Journal d’un écrivain/1877/Mai-juin, VIII

VI

L’ARMÉE NOIRE. — L’OPINION DES LÉGIONS.
LE NOUVEL ÉLÉMENT DE LA CIVILISATION.


Après avoir fait preuve d’une force inattendue et d’une réelle adresse, les cléricaux ne s’en tiendront pas là. Ils déclareront la guerre à l’Allemagne au moment opportun. Mac-Mahon semble déjà décidé à jeter la France dans la politique des aventures, et c’est ce que Bismarck a parfaitement saisi. S’arrêtera-t-on devant les conséquences ? Ils s’inquiètent peu de la France, les cléricaux. Ils pourraient bien s’en préoccuper un peu plus. Elle leur a rendu plus d’un service depuis des siècles ! Mais maintenant elle peut mourir si sa mort leur est utile. Tant pis si l’on doit épuiser sa sève ! Il faut prendre d’elle tout ce qu’elle peut donner. L’essentiel c’est qu’il est bon de se hâter ; autrement il sera trop tard.
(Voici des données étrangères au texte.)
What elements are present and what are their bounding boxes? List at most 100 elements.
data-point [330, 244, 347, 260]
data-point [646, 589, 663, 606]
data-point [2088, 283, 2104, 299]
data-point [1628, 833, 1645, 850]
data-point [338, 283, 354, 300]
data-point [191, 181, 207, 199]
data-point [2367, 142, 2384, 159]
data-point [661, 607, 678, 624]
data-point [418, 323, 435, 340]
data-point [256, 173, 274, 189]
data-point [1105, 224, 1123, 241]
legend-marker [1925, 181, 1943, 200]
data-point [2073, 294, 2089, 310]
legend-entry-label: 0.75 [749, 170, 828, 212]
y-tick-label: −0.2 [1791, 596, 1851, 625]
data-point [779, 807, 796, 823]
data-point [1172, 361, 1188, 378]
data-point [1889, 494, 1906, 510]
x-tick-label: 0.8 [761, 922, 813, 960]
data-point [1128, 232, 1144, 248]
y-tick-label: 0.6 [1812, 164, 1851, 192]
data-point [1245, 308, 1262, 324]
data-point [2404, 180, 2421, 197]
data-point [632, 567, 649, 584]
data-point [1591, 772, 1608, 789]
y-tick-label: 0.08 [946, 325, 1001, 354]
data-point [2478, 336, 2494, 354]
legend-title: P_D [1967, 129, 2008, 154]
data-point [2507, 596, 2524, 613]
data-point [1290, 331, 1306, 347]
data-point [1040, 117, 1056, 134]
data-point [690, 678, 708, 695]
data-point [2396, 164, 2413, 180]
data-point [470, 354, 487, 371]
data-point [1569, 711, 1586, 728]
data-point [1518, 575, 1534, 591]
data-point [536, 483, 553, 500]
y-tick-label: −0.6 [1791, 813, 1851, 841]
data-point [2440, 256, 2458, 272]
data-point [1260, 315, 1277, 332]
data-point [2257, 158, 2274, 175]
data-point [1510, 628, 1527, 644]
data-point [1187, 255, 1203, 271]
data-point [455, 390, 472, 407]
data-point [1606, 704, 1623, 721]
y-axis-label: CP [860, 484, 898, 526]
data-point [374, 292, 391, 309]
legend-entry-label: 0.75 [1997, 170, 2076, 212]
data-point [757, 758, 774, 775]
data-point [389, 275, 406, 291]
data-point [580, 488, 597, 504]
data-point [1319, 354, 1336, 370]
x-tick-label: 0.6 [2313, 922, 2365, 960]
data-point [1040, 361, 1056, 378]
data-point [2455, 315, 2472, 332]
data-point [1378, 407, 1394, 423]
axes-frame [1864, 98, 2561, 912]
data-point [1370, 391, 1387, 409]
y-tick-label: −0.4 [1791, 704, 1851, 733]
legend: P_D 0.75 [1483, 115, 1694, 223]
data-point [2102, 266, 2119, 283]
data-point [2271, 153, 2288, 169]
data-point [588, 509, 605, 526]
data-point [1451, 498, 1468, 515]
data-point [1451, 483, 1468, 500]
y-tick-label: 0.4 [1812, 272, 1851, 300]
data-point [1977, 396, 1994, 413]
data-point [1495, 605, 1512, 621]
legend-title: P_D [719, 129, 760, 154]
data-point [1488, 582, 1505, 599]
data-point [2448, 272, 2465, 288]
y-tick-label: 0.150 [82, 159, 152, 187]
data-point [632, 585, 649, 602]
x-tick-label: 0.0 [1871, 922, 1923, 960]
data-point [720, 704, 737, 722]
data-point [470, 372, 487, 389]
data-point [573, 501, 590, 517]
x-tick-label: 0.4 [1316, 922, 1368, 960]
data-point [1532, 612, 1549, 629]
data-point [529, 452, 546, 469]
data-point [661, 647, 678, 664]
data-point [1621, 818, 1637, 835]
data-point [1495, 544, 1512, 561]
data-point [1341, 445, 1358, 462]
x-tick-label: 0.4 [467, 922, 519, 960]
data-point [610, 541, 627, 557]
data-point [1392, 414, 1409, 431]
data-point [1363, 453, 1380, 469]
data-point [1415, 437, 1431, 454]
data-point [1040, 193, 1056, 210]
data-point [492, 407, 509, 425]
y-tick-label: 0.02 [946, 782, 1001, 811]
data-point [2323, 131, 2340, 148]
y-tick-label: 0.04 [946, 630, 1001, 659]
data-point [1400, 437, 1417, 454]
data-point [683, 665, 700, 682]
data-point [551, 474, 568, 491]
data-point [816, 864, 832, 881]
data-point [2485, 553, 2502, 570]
Ce serait le moment de porter un coup droit à Bismarck, parce que si quelqu’un menace d’être dangereux à l’époque de l’élection du Pape, c’est bien Bismarck. L’occasion est propice. Bismarck n’a pas d’alliés actuellement. La Russie, son espoir, est occupée à présent en Orient. Même si ce n’est que temporairement, il faut museler Bismarck. Il peut y avoir, à cela, de grands risques, mais d’autres peuvent hésiter, — non des pères Jésuites. C’est le moment de risquer. Se borner à un simple mouvement clérical en France, sans guerre avec l’Allemagne et sans changement de régime à l’intérieur, il n’y faut pas songer. Tout ou rien ! Ils ne peuvent se contenter d’une influence dérisoire dans le gouvernement. Si l’Allemagne a le dessus, tant pis. Eux, les cléricaux n’auront qu’à rester tranquilles et à ne pas tenter de révolution ; ils n’auront rien perdu ; ils demeureront dans l’état où ils se trouvaient avant l’aventure, ni meilleur ni pire. Pour la France se sera autre chose. Vaincue, elle périra. Mais les Jésuites sont-ils hommes à s’arrêter devant cette considération ? Si la France est victorieuse, ils auront tout, et ils s’enracineront si bien dans le sol du pays, qu’il sera impossible de les extirper à l’avenir. Toutes les autres variétés de révolutionnaires, même les plus « rouge », chercheront toujours à concilier leur action avec quelque intérêt fondamental de la contrée. Le révolutionnaire jésuite, lui ne peut agir que d’une façon extraordinaire. L’armée noire est en dehors de l’humanité, de toute espèce de civilisation. Ce qu’il lui faut, c’est le triomphe seul de sa seule idée. Que tout ce qui n’est pas conforme à cette idée périsse, civilisation, société, science ! Si la chance est du côté des cléricaux, ils balayeront tous ce qui leur est contraire avec un balai comme on n’en aura jamais vu. Plus de résistance ! Ils organiseront à nouveau le pays, sous la tutelle jésuitique, pour tous les siècles des siècles.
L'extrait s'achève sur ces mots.